Retains portions of original under upholstery on arms and back.

Provenance

The Morris Family of Philadelphia at Cedar Grove to Lydia Thompson Morris (1849-1932);
Philadelphia Museum of Art, 1928-7-1, Gift of Lydia Thompson Morris, 1928.

Condition

Secondary wood Poplar, Oak, Mahogany and Yellow Pine. Lacking upholstery. Central rear leg with replaced tennon into frame. A period cabnet-maker's patch to proper right side of back. Proper left rear leg and proper right rear leg with corner patches above upholsery line. Proper left ear of back cracked and reglued. Proper left and right corners of front legs patched above upholstery line.
In response to your inquiry, we are pleased to provide you with a general report of the condition of the property described above. Since we are not professional conservators or restorers, we urge you to consult with a restorer or conservator of your choice who will be better able to provide a detailed, professional report. Prospective buyers should inspect each lot to satisfy themselves as to condition and must understand that any statement made by Sotheby's is merely a subjective qualified opinion.
NOTWITHSTANDING THIS REPORT OR ANY DISCUSSIONS CONCERNING CONDITION OF A LOT, ALL LOTS ARE OFFERED AND SOLD "AS IS" IN ACCORDANCE WITH THE CONDITIONS OF SALE PRINTED IN THE CATALOGUE.

Catalogue Note

A combined effort of a cabinetmaker and upholsterer, the camel back form represented here corresponds to the description “Soffas Marlborough Feet” listed in the 1772 and 1786 Philadelphia price list. The frame with “plain feet & rails without Casters” would have cost £4.10 in mahogany with the upholstery adding as much as £10 to £20 to the cost. Equal in price to a desk in bookcase, sofas of this type were extremely costly and not common in Philadelphia, even among affluent families.

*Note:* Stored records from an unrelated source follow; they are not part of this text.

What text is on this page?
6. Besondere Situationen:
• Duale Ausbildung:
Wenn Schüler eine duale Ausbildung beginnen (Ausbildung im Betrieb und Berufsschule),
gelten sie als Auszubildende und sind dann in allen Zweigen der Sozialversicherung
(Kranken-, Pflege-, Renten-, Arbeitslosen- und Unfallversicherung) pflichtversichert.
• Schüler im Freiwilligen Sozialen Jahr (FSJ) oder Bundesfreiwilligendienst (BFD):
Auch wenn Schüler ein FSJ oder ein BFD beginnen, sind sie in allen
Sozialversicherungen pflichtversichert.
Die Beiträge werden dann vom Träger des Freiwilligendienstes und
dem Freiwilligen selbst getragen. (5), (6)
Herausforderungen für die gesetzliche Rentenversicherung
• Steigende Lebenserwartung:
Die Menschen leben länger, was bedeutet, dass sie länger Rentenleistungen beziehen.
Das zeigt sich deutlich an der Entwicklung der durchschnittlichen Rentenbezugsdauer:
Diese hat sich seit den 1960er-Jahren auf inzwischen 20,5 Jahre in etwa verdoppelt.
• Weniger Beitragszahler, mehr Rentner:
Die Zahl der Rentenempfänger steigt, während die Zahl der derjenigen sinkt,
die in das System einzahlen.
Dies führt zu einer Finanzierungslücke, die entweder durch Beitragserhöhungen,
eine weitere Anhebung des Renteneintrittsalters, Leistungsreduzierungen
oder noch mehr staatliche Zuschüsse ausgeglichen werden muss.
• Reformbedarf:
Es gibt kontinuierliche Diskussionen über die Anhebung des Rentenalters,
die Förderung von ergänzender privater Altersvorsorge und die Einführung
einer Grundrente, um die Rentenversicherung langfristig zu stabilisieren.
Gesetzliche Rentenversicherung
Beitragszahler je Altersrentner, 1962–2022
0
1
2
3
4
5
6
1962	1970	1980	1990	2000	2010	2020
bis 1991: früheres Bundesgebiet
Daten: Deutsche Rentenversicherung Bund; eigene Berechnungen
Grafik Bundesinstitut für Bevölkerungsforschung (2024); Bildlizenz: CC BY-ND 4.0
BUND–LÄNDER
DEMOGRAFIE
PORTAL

Boldly proportioned and measuring nearly eight feet long, this handsome sofa has the classic Rococo style characteristics of a boldly arched crest rail and steeply pitched outward-scrolling arms, while the Marlborough legs became fashionable in Philadelphia about 1765. The sofa has a history in the Morris family of Philadelphia and was given to the Philadelphia Museum of Art by Lydia Thompson Morris (1849-1932). She was the daughter of Isaac Paschall Morris (1803-1869) and Rebecca Thompson (1811-1881) and granddaughter of Isaac Wistar Morris (1770-1831) and Sarah Paschall (1772-1842). This sofa may have been among the furnishings of Cedar Grove, the summer home for five generations of the Paschall/Morris family built outside Philadelphia by Elizabeth Coates Paschall (1702-1767) in 1748. Her granddaughter, Sarah Paschall, inherited the house from an aunt in 1793 and following her marriage to Isaac Wistar Morris in 1795, significantly enlarged it to accommodate their family of nine children. Their son Isaac Paschall Morris inherited Cedar Grove next and his daughter, Lydia Morris, was the last family member to own the house. In 1888, when construction of railroad tracks cut through the property, she and her brother, John T. Morris (1847-1915), moved all the family furnishings from Cedar Grove to Compton, their new house in Chestnut Hill which is today part of the Morris Arboretum. In 1926, Lydia gave Cedar Grove to the City of Philadelphia and it was relocated to Fairmount Park and opened as a historic house museum administered by the Philadelphia Museum of Art in 1928. She donated the furnishings from Cedar Grove, including this sofa, to the Philadelphia Museum of Art that same year.

A related Philadelphia camelback sofa with cuffed Marlborough legs and similar broad proportions is in the collection of the Metropolitan Museum of Art and illustrated in plate 202 of Hornor’s Blue Book as the property of Harry G. Haskell of Wilmington, Delaware. Another at Winterthur Museum is illustrated in Joseph Downs, American Furniture, Queen Anne and Chippendale Periods, New York, 1952, pl. 274. An example at Bayou Bend with a serpentine rail and cuffed Marlborough legs has a history in the Harrison Wood family (see David Warren, American Decorative Arts and Paintings in the Bayou Bend Collection, Houston, 1998, F101, p. 60).